To assess whether the DECTIN-1 Y238X polymorphism is associated with an altered susceptibility to RA, a cohort of 262 RA patients and a cohort of healthy individuals (n = 284) were screened for the presence of the polymorphism. The allele frequency of the polymorphism was 7.8% in the RA cohort, compared with 7.6% in the cohort of healthy individuals (P = 0.87). All individuals bearing the polymorphism were heterozygous (Table 1).
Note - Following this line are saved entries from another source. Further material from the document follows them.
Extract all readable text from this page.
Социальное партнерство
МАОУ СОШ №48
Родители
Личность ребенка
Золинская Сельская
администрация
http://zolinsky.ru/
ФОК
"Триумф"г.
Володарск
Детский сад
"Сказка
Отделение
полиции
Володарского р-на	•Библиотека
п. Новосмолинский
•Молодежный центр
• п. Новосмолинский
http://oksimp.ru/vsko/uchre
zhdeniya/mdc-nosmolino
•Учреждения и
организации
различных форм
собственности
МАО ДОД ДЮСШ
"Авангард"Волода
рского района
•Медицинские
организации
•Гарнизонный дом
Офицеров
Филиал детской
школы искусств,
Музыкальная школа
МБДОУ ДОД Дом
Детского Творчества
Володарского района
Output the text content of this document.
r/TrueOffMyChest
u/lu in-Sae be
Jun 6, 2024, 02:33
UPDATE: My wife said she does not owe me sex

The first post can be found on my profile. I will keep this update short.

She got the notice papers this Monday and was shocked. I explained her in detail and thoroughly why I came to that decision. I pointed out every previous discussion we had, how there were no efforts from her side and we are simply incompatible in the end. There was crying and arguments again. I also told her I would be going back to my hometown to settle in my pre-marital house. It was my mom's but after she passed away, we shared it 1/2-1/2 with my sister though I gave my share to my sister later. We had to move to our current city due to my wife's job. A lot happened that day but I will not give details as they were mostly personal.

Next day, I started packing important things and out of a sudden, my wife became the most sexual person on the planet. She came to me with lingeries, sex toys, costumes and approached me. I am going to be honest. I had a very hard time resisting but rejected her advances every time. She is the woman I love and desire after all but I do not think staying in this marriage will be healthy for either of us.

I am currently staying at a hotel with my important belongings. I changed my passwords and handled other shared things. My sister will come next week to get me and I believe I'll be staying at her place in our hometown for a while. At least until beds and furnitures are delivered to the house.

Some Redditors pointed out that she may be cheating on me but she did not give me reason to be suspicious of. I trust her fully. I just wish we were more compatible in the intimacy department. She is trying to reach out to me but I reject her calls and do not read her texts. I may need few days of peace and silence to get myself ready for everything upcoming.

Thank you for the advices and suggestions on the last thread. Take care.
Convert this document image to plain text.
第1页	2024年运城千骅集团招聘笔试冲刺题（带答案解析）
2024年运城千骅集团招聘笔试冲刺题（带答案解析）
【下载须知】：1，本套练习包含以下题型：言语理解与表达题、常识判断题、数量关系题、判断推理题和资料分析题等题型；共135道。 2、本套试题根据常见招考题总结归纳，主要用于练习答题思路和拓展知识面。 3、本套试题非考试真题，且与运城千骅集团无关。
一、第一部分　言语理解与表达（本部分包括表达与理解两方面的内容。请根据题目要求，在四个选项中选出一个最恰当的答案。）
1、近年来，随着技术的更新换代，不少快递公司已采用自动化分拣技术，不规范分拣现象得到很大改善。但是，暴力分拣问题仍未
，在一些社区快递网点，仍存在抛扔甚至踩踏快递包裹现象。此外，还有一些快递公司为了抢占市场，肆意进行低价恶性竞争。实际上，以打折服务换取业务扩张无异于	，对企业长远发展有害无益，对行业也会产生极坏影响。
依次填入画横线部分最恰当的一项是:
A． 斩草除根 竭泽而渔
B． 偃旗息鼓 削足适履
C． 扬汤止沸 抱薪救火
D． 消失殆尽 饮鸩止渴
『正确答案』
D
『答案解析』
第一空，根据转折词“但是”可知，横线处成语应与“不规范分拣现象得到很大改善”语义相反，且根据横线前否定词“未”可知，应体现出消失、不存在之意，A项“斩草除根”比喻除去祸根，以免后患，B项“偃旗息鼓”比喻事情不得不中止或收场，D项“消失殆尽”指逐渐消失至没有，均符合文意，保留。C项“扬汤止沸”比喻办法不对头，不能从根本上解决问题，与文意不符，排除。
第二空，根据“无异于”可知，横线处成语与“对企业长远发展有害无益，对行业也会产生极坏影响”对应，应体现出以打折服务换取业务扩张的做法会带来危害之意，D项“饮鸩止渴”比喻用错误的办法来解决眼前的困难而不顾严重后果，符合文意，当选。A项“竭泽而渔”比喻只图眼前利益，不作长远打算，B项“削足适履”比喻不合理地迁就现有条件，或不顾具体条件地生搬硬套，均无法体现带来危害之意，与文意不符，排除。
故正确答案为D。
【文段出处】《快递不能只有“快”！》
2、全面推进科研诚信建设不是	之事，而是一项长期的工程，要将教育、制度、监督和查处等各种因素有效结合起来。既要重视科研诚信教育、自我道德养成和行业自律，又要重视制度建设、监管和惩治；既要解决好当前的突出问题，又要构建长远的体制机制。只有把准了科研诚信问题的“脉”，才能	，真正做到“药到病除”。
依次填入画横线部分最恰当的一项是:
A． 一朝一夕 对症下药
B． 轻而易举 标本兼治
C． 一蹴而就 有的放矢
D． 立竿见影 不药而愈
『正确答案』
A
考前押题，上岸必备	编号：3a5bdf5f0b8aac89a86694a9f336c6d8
The clinical data of the 262 cohort patients are shown in Table 2. At the different time points, no differences were seen in joint damage and a tendency for higher DAS28 values between the patients with a heterozygous or wild-type DECTIN-1 genotype. Follow-up time was similar in both genotype groups; 50% were followed up for 9 years, whereas 70% were followed up for at least 6 years. The mean annual joint damage progression rate was 3.33 per year in patients bearing the wild-type DECTIN-1 compared with 3.38 per year in patients heterozygous for the DECTIN-1 Y238X allele. The uncorrected between-group difference was nearly zero, with an estimated mean annual joint damage progression of 0.05 with P = 0.95 (Table 3). When corrected for joint damage at baseline, rheumatoid factor positivity, and the average DAS28 as possible confounders, the between-group difference remained insignificant (P = 0.57). Regression assumptions were met. The results of the longitudinal regression analysis (mixed models) were not different (not shown).